In February, TLP leader Khadim Hussain Rizvi announced that he would never let Zindagi Tamasha be screened even if the government cleaned it up. He added that the film would be released “over his body”. In March, the Senate panel on human rights decided to address this issue and barred CII from reviewing the film.
The committee, chaired by Senator Khokhar, was briefed by officials of the central and provincial censorship councils. This directs CBFC to provide him with a copy of the film so that the panel can determine whether there is something unpleasant in the film. Speaking to reporters, Khokhar said only parliament had the authority to refer matters to CII and no ministry could consult with the advisory body on its own.
He added that with the details provided in the camera briefing, there appeared to be no objections in the film.
Earlier, filmmaker Sarmad had written an open letter to Prime Minister Imran Khan, claiming there had been an attempt to stop the film from being released even though it had been cleared by a central censorship board.

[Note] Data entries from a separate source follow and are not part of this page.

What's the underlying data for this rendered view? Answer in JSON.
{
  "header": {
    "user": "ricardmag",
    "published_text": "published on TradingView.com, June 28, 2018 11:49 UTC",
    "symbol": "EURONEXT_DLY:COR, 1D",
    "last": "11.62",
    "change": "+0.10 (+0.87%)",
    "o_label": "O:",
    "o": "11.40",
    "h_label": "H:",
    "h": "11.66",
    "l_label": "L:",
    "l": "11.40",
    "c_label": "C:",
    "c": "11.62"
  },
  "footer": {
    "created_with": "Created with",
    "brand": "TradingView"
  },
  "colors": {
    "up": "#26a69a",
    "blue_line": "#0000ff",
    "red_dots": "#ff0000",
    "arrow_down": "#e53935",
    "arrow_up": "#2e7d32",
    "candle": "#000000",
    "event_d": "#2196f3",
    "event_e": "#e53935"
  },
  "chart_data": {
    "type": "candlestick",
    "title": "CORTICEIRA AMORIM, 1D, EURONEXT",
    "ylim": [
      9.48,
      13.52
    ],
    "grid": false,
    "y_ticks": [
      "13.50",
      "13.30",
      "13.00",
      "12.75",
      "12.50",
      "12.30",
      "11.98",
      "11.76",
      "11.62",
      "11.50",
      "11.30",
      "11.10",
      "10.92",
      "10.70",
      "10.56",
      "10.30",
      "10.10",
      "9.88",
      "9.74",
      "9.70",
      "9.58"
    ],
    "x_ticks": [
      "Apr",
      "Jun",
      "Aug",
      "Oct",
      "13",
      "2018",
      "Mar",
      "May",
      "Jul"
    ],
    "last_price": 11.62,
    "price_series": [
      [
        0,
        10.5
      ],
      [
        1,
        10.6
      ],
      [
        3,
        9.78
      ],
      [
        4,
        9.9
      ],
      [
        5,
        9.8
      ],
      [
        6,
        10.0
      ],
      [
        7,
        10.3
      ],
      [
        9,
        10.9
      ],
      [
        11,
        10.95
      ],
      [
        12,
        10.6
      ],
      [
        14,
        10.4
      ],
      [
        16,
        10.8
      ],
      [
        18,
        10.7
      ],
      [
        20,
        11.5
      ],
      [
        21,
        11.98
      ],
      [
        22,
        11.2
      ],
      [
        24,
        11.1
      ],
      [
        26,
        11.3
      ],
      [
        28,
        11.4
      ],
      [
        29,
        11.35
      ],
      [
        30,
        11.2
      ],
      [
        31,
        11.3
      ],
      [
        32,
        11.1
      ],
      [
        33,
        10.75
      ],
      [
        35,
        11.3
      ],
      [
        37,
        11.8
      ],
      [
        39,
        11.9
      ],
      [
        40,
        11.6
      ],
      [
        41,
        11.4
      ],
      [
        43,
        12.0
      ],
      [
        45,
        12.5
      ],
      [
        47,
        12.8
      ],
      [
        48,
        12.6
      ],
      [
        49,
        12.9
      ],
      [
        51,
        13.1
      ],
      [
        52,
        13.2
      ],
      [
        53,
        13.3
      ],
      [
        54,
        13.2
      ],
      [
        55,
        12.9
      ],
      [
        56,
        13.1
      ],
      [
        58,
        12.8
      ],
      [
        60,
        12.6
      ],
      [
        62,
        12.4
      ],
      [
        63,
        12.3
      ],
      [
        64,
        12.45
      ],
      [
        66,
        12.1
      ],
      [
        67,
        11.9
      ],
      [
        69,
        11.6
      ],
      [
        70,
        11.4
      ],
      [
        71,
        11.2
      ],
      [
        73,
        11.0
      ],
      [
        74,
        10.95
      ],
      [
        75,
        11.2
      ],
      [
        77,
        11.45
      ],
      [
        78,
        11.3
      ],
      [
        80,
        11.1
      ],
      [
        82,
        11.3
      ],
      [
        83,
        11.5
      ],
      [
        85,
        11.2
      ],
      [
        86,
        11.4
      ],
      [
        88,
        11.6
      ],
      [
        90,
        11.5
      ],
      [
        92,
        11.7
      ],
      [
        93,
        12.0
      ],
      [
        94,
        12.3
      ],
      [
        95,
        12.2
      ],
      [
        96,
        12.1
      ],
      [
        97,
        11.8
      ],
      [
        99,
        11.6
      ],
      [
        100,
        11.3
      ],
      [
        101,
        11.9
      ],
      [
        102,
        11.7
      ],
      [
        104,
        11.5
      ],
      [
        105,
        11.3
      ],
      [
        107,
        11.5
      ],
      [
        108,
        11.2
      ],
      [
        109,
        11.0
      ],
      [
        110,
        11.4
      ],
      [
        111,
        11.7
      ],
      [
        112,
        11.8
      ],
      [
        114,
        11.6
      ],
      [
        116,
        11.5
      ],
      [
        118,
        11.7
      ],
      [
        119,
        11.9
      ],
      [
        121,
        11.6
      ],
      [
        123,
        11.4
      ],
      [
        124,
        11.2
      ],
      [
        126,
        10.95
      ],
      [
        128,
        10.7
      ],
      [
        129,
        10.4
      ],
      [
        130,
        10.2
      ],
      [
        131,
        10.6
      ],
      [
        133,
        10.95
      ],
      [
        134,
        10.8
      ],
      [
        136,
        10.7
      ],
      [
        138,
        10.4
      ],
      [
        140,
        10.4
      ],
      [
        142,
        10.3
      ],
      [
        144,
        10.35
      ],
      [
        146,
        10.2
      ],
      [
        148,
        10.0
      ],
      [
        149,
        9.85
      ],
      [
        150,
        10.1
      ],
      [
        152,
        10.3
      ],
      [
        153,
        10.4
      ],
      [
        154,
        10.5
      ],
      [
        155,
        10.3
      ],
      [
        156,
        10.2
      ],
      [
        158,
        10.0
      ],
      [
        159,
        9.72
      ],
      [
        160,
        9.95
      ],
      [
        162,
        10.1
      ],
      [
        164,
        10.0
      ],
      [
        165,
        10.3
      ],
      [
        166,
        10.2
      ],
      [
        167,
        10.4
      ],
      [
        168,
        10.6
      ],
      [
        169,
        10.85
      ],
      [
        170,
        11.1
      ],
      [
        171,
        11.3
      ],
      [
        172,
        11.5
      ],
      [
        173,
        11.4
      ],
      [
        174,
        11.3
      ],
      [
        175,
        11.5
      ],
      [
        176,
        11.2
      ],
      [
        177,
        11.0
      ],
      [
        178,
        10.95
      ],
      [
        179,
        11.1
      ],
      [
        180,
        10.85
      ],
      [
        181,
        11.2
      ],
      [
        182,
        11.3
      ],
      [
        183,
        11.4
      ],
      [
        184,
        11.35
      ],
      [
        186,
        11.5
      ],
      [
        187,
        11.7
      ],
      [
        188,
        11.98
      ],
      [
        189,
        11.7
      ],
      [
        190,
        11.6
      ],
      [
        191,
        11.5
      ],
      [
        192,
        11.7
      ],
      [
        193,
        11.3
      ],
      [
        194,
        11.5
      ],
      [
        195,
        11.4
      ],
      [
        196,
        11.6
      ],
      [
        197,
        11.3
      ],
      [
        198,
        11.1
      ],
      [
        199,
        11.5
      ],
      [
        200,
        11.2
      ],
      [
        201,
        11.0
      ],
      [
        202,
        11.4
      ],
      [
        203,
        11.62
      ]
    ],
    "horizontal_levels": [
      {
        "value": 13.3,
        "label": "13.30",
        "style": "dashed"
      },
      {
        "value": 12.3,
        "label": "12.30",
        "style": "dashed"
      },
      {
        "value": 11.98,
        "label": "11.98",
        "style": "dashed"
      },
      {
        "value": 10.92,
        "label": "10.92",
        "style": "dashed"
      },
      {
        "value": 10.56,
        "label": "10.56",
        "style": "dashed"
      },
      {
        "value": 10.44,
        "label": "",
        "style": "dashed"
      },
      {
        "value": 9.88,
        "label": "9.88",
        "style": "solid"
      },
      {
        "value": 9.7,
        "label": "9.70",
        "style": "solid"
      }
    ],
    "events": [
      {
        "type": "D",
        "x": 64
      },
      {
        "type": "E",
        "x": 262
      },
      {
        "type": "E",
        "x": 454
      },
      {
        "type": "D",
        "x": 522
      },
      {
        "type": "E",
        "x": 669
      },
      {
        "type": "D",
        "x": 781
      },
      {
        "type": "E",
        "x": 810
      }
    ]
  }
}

Irfan Ali Khoosat, director of Khoosat Films Private Limited, led a petition in the Lahore court against TLP for trying to ‘disrupt the smooth, public screening and release’ of the upcoming film. The applicant determined that nothing could be rejected in the film that could damage the reputation of any party or religious group. He explained that by releasing Zindagi Tamasha, Khoosat Films aimed to “bring a gentle image of society among the wider community, to reduce the pressure from the minds of the people in the country and to promote positivity in society”.
The petition was named the Sindh Film Censorship Board, the Punjab Film Censorship Board and the Markazi Film Censorship Board as respondents. He also clarified that the censorship council was “a mere (proforma) defendant and the plaintiff had not claimed assistance to them”.